By referring to the chart plotted, it is obvious that Condominiums and Apartments account for most of the Private Property Sales across 4 quarters of 2015. On top of which, the general decreasing trend in Private Property Sales should be attributed to the decrease in the number of Condominium Sales, followed by Apartment Sales.
Private Property Geographic Distribution
After plotting base map with given Longitude and Latitude Measures, I have placed Dimension Postal Code as Detail so as to plot all Private Property locations on the base map. After which, I have placed Planning Region Dimension under Color such that all Private Property Plots on the base map will be colored accordingly. As shown in the chart plotted, Private Properties are clustered around their geographic locations. Yet, cluster density around Central and North East Region is substantially higher than that of other regions, suggesting these 'best-sell' areas contributing to the steadily increasing Private Property Sale.
Distribution of Private Property Price 2015
Planning Region Unit Price (psm) Overview
After browsing through merged Transaction datasheet, I found that all both Unit Price ($psf) & Unit Price ($psm) are whole numbers. If I were to plot all of which to any chart without pre-processing it, I will be dealing with tens of thousands of Unit Prices. As such, I have again made use of Tableau's 'Create Calculated Field' function based on Unit Price ($psm) to merge all Unit Prices into 4 categories namely:
- 0-10k
- 10k-20k
- 20k-30k
- 30k-40k
After which, I managed to plot a horizontal bar chart with both Dimensions: Price psm & Planning Region as Rows and SUM(Number of Records) as Columns.
Looking into each of the Price psm categories, I noticed that Central Region is leading in terms of price count percentage in most of the high Price (psm) categories followed by North-East Region. As such, we are able to imply that the high sale quantity in both Central & North-East Region can be attributed to the high selling price in both regions.

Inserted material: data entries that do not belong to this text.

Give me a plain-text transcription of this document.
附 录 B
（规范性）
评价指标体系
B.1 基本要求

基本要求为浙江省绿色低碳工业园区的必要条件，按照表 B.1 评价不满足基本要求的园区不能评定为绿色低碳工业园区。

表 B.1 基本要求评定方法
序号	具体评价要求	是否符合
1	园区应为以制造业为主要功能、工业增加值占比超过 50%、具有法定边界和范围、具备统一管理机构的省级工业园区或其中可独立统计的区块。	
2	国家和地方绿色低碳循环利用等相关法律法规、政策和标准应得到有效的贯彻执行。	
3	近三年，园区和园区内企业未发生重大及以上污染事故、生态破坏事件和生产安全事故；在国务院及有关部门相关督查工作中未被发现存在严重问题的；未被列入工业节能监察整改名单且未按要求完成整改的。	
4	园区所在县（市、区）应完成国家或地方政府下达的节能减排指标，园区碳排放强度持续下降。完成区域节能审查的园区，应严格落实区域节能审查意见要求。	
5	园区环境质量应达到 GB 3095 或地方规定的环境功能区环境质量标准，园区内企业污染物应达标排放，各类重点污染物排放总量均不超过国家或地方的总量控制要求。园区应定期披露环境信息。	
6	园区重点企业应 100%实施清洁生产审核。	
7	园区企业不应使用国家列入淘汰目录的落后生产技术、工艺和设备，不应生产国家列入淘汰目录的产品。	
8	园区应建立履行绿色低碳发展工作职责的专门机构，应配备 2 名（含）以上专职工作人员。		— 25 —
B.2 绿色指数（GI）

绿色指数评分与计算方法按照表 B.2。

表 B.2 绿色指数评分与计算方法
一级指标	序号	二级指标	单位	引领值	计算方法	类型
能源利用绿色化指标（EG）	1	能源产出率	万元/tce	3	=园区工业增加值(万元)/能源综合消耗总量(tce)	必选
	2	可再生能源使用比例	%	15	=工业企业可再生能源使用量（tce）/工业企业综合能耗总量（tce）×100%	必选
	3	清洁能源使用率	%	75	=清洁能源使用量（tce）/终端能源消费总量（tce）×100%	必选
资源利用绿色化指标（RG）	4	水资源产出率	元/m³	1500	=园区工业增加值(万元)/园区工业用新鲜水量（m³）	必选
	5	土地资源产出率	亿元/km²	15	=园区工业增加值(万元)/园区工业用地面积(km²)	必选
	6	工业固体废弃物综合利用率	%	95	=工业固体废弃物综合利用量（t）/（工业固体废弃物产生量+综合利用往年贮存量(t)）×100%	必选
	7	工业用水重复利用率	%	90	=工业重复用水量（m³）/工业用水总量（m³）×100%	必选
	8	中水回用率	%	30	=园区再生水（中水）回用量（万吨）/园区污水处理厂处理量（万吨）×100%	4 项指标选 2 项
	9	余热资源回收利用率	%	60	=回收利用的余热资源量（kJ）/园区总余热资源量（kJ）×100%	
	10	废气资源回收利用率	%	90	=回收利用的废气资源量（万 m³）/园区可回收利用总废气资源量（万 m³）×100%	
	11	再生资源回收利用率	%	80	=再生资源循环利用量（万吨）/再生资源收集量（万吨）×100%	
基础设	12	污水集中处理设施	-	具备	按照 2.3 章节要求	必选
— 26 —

Tenure Price Relationship Overview
Column Tenure of merged Transaction datasheet is a case by case situation whereby thousands of tenure limits are included in the column. As such, by adopting the same approach as the previous analysis, I have created a new calculated field: "Tenure Free or Not". As the name suggests, it includes two categories:
- Free
- Tenure Limit
After which, I placed newly created 'Tenure Free or Not' field in Columns, SUM(Number of Records) in Rows and 'Price psm' in Color.
Plotted chart shows that generally Private Properties free from tenure need to pay higher price as compared to those with tenure limit. This is reflected by 'Free' category's low percentage of 0-10k psm and high percentage of 10k-20k and 20-30k psm.